Kultur-Festival „Übergänge – Prechody“ startet

„Während Franz Kafka heute unbestritten zu den größten Schriftstellern des 20. Jahrhunderts zählt, ist Milena Jesenská vorwiegend als ‚Kafkas Freundin‘ bekannt, ihre großartigen Essays und Schriften, ihre Aktivitäten im Widerstand gegen das Nazi-Regime die sie mit dem Tod im Konzentrationslager Ravensbrück bezahlte, kennen hingegen nur Wenige“, schrieb Thomas Samhaber in seinem Buch „Begegnung an der Grenze“, das er 2020 herausgegeben hat, 100 Jahre nach dem Treffen der beiden.
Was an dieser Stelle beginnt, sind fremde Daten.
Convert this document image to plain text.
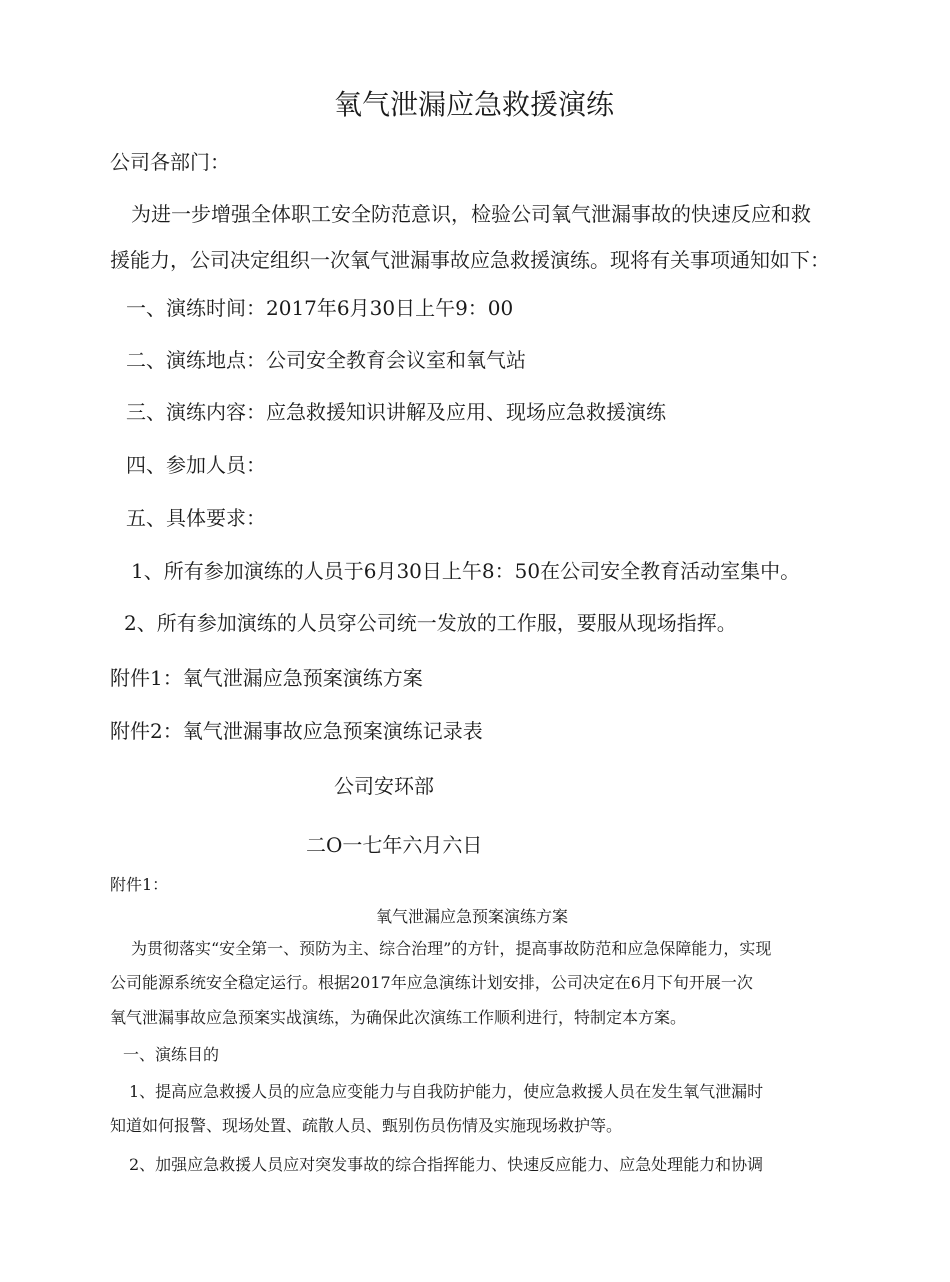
氧气泄漏应急救援演练

公司各部门：

为进一步增强全体职工安全防范意识，检验公司氧气泄漏事故的快速反应和救

援能力，公司决定组织一次氧气泄漏事故应急救援演练。现将有关事项通知如下：

一、演练时间：2017年6月30日上午9：00

二、演练地点：公司安全教育会议室和氧气站

三、演练内容：应急救援知识讲解及应用、现场应急救援演练

四、参加人员：

五、具体要求：

1、所有参加演练的人员于6月30日上午8：50在公司安全教育活动室集中。

2、所有参加演练的人员穿公司统一发放的工作服，要服从现场指挥。

附件1：氧气泄漏应急预案演练方案

附件2：氧气泄漏事故应急预案演练记录表

公司安环部

二O一七年六月六日

附件1：

氧气泄漏应急预案演练方案

为贯彻落实“安全第一、预防为主、综合治理”的方针，提高事故防范和应急保障能力，实现

公司能源系统安全稳定运行。根据2017年应急演练计划安排，公司决定在6月下旬开展一次

氧气泄漏事故应急预案实战演练，为确保此次演练工作顺利进行，特制定本方案。

一、演练目的

1、提高应急救援人员的应急应变能力与自我防护能力，使应急救援人员在发生氧气泄漏时

知道如何报警、现场处置、疏散人员、甄别伤员伤情及实施现场救护等。

2、加强应急救援人员应对突发事故的综合指挥能力、快速反应能力、应急处理能力和协调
Die Geschichte von Franz Kafka und Milena Jesenská ist auch Thema beim Kultur-Festival „Übergänge – Prechody“, das am 22. Juli in Gmünd und České Velenice beginnt. Am Grenzübergang zwischen den beiden Orten und Staaten wird es eröffnet. 40 Veranstaltungen in vier Tagen an zehn verschiedenen Schauplätzen wird es geben. Ein Symposium ist der Begegnung der beiden Liebenden gewidmet. „Zoltán wird beerdigt“, heißt beispielsweise ein Drama, in dem ein ungarisch-sprachiges Theater aus der Slowakei und der Ukraine, unter der Leitung von Miklós Zelei, die Absurdität von Grenzen inmitten eines ungarischen Dorfes thematisiert.